Hickey compares law firms to hospitals. Both feature highly educated and entrepreneurial professionals who run their own practices. Why is it that C-suites and operations departments are the norm in health care systems, she asks, but not law firms?
“Lots of doctors practice medicine and they hate being involved in bureaucracy,” she said. “They got into medicine because they want to help people and practice. Isn't that why lawyers get into law? Our entire democracy is based on the rule of law. It's so valuable to everything we do. It's also a business that we want to run effectively.”
Other firms are taking notice as well. While Greenberg Traurig has had a legal ops department for a decade now, the firm has recently established an innovation client services team, staffed with 40 attorneys, staffers and project managers. The group is led by M&A shareholder Tom Romer and director Jon Grant.

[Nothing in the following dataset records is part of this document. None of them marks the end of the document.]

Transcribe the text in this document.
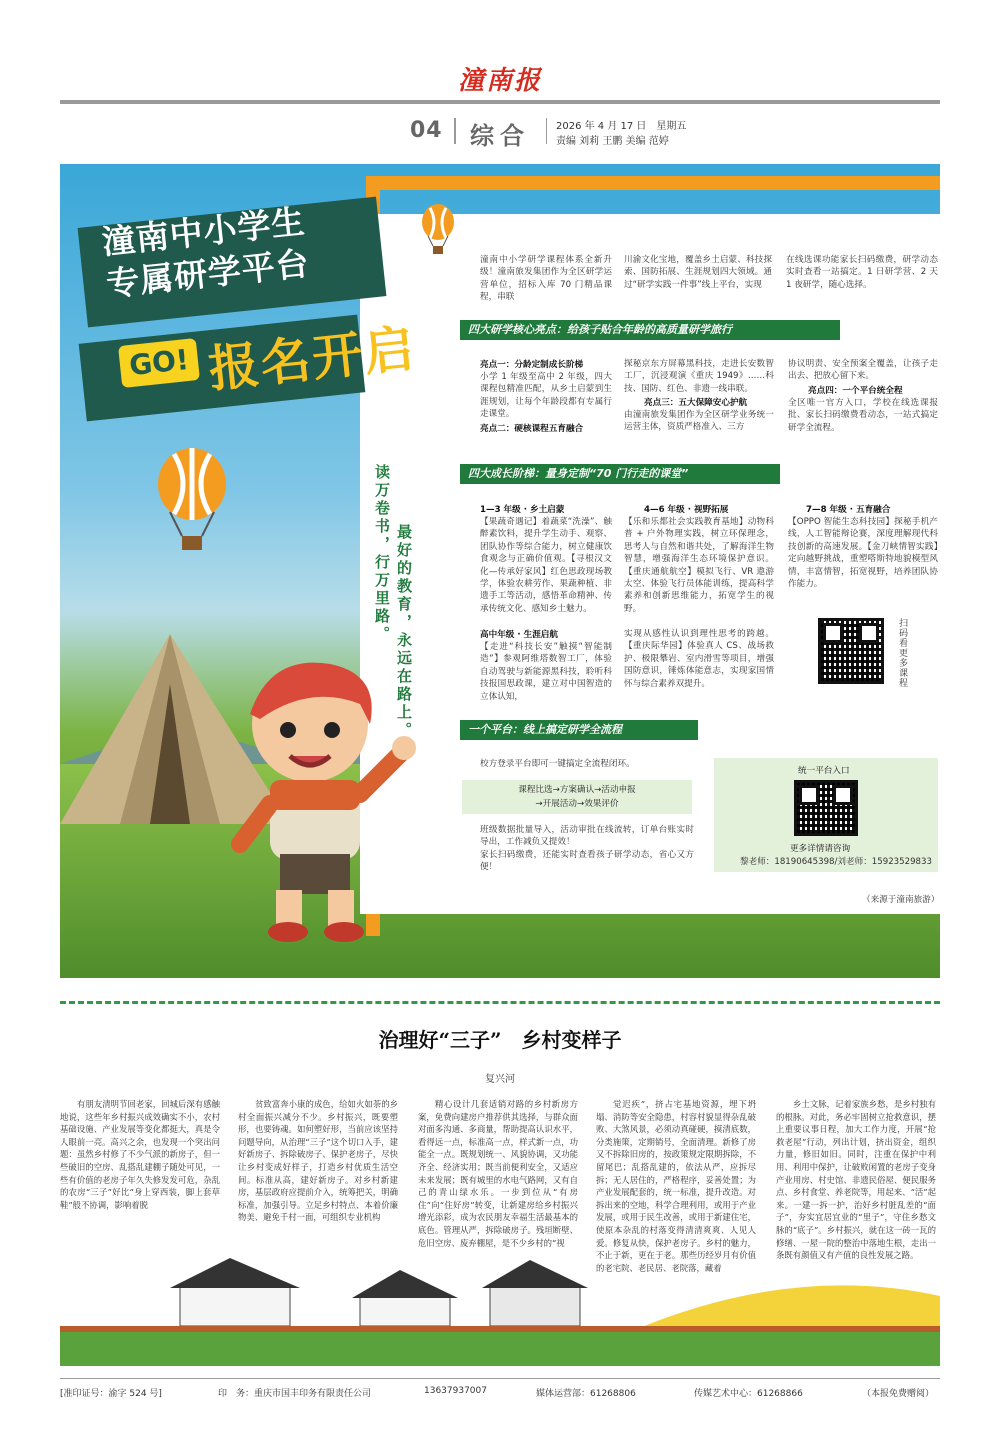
潼南报
04 综合	2026 年 4 月 17 日　星期五
责编 刘莉 王鹏 美编 范婷
潼南中小学生
专属研学平台
GO! 报名开启
读万卷书，行万里路。 最好的教育，永远在路上。
潼南中小学研学课程体系全新升级！潼南旅发集团作为全区研学运营单位，招标入库 70 门精品课程，串联
川渝文化宝地，覆盖乡土启蒙、科技探索、国防拓展、生涯规划四大领域。通过“研学实践一件事”线上平台，实现
在线选课功能家长扫码缴费，研学动态实时查看一站搞定。1 日研学营、2 天 1 夜研学，随心选择。
四大研学核心亮点：给孩子贴合年龄的高质量研学旅行
亮点一：分龄定制成长阶梯
小学 1 年级至高中 2 年级，四大课程包精准匹配，从乡土启蒙到生涯规划，让每个年龄段都有专属行走课堂。
亮点二：硬核课程五育融合
探秘京东方屏幕黑科技，走进长安数智工厂，沉浸观演《重庆 1949》……科技、国防、红色、非遗一线串联。
亮点三：五大保障安心护航
由潼南旅发集团作为全区研学业务统一运营主体，资质严格准入、三方
协议明责、安全预案全覆盖，让孩子走出去、把放心留下来。
亮点四：一个平台统全程
全区唯一官方入口，学校在线选课报批、家长扫码缴费看动态，一站式搞定研学全流程。
四大成长阶梯：量身定制“70 门行走的课堂”
1—3 年级 · 乡土启蒙
【果蔬奇遇记】着蔬菜“洗澡”、触醉素饮料，提升学生动手、观察、团队协作等综合能力，树立健康饮食观念与正确价值观。【寻根汉文化—传承好家风】红色思政现场教学，体验农耕劳作、果蔬种植、非遗手工等活动，感悟革命精神、传承传统文化、感知乡土魅力。
4—6 年级 · 视野拓展
【乐和乐都社会实践教育基地】动物科普 + 户外物理实践，树立环保理念，思考人与自然和谐共处，了解海洋生物智慧，增强海洋生态环境保护意识。【重庆通航航空】模拟飞行、VR 遨游太空、体验飞行员体能训练，提高科学素养和创新思维能力，拓宽学生的视野。
7—8 年级 · 五育融合
【OPPO 智能生态科技园】探秘手机产线，人工智能辩论赛，深度理解现代科技创新的高速发展。【金刀峡情智实践】定向越野挑战，重塑嗒斯特地貌模型风情，丰富情智，拓宽视野，培养团队协作能力。
高中年级 · 生涯启航
【走进“科技长安”触摸“智能制造”】参观阿维塔数智工厂，体验自动驾驶与新能源黑科技，聆听科技报国思政课，建立对中国智造的立体认知，
实现从感性认识到理性思考的跨越。【重庆际华园】体验真人 CS、战场救护、极限攀岩、室内滑雪等项目，增强国防意识，锤炼体能意志，实现家国情怀与综合素养双提升。	扫码看更多课程
一个平台：线上搞定研学全流程
校方登录平台即可一键搞定全流程闭环。
课程比选→方案确认→活动申报
→开展活动→效果评价
班级数据批量导入，活动审批在线流转，订单台账实时导出，工作减负又提效！
家长扫码缴费，还能实时查看孩子研学动态，省心又方便！
统一平台入口
更多详情请咨询
黎老师：18190645398/刘老师：15923529833
（来源于潼南旅游）
治理好“三子”　乡村变样子
复兴河
有朋友清明节回老家，回城后深有感触地说，这些年乡村振兴成效确实不小，农村基础设施、产业发展等变化都挺大，真是令人眼前一亮。高兴之余，也发现一个突出问题：虽然乡村修了不少气派的新房子，但一些破旧的空房、乱搭乱建棚子随处可见，一些有价值的老房子年久失修发发可危，杂乱的农房“三子”好比“身上穿西装，脚上套草鞋”般不协调，影响着脱
贫致富奔小康的成色，给如火如荼的乡村全面振兴减分不少。乡村振兴，既要塑形，也要铸魂。如何塑好形，当前应该坚持问题导向，从治理“三子”这个切口入手，建好新房子、拆除破房子、保护老房子，尽快让乡村变成好样子，打造乡村优质生活空间。标准从高，建好新房子。对乡村新建房，基层政府应提前介入，统筹把关，明确标准，加强引导。立足乡村特点、本着价廉物美、避免千村一面，可组织专业机构
精心设计几套适销对路的乡村新房方案，免费向建房户推荐供其选择，与群众面对面多沟通、多商量，帮助提高认识水平，看得远一点，标准高一点，样式新一点，功能全一点。既规划统一、风貌协调，又功能齐全、经济实用；既当前便利安全，又适应未来发展；既有城里的水电气路网，又有自己的青山绿水乐。一步到位从“有房住”向“住好房”转变，让新建房给乡村振兴增光添彩，成为农民朋友幸福生活最基本的底色。管理从严，拆除破房子。残垣断壁、危旧空房、废弃棚屋，是不少乡村的“视
觉迟疾”，挤占宅基地资源，埋下坍塌、消防等安全隐患，村容村貌显得杂乱破败、大煞风景，必须动真碰硬，摸清底数，分类施策，定期销号，全面清理。新修了房又不拆除旧房的，按政策规定限期拆除，不留尾巴；乱搭乱建的，依法从严，应拆尽拆；无人居住的，严格程序，妥善处置；为产业发展配套的，统一标准，提升改造。对拆出来的空地，科学合理利用，或用于产业发展，或用于民生改善，或用于新建住宅，使原本杂乱的村落变得清清爽爽、人见人爱。修复从快，保护老房子。乡村的魅力，不止于新，更在于老。那些历经岁月有价值的老宅院、老民居、老院落，藏着
乡土文脉，记着家族乡愁，是乡村独有的根脉。对此，务必牢固树立抢救意识，摆上重要议事日程，加大工作力度，开展“抢救老屋”行动，列出计划，挤出资金，组织力量，修旧如旧。同时，注重在保护中利用、利用中保护，让破败闲置的老房子变身产业用房、村史馆、非遗民俗屋、便民服务点、乡村食堂、养老院等，用起来、“活”起来。一建一拆一护，治好乡村脏乱差的“面子”，夯实宜居宜业的“里子”，守住乡愁文脉的“底子”。乡村振兴，就在这一砖一瓦的修缮、一屋一院的整治中落地生根，走出一条既有颜值又有产值的良性发展之路。
[准印证号：渝字 524 号]	印　务：重庆市国丰印务有限责任公司	13637937007	媒体运营部：61268806	传媒艺术中心：61268866	（本报免费赠阅）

The team has rolled out several technological systems for clients, including a case-management tool to track pending immigration visas, a database and data analytics model that scores arbitrators based on potential outcomes, an M&A pricing and complexity-analysis template, and a document management system.
“There's a great return on investment when you're making your internal teams and client interactions more effective,” said Romer. ”For clients, efficiency is the name of the game.”
Carlton Fields hired Peter Hitson as its director of legal project and practice management in 2018. That year, the firm reported the highest profits per partner among the Florida-based Am Law 200. Barnes & Thornburg, Baker McKenzie and Proskauer Rose have also hired legal operations executives.
Despite the strides, legal operations are still not the norm among law firms. Bielawski said he's not surprised.
Attorneys and law firms are notoriously resistant to change, he said, and much of the old guard is still fixated on antiquated measures of success, such as revenue.
He posed this scenario: If a legal ops team reduces a client's litigation spending from $5 million to $4 million, many attorneys question whether that's a good thing. But that thinking ignores the higher profit margins and long-term relationships that this sort of efficiency can provide.
“There are still some resistors in my firm, I can't deny that,” he said.” But as you have successes, you start to turn flip the resistors.”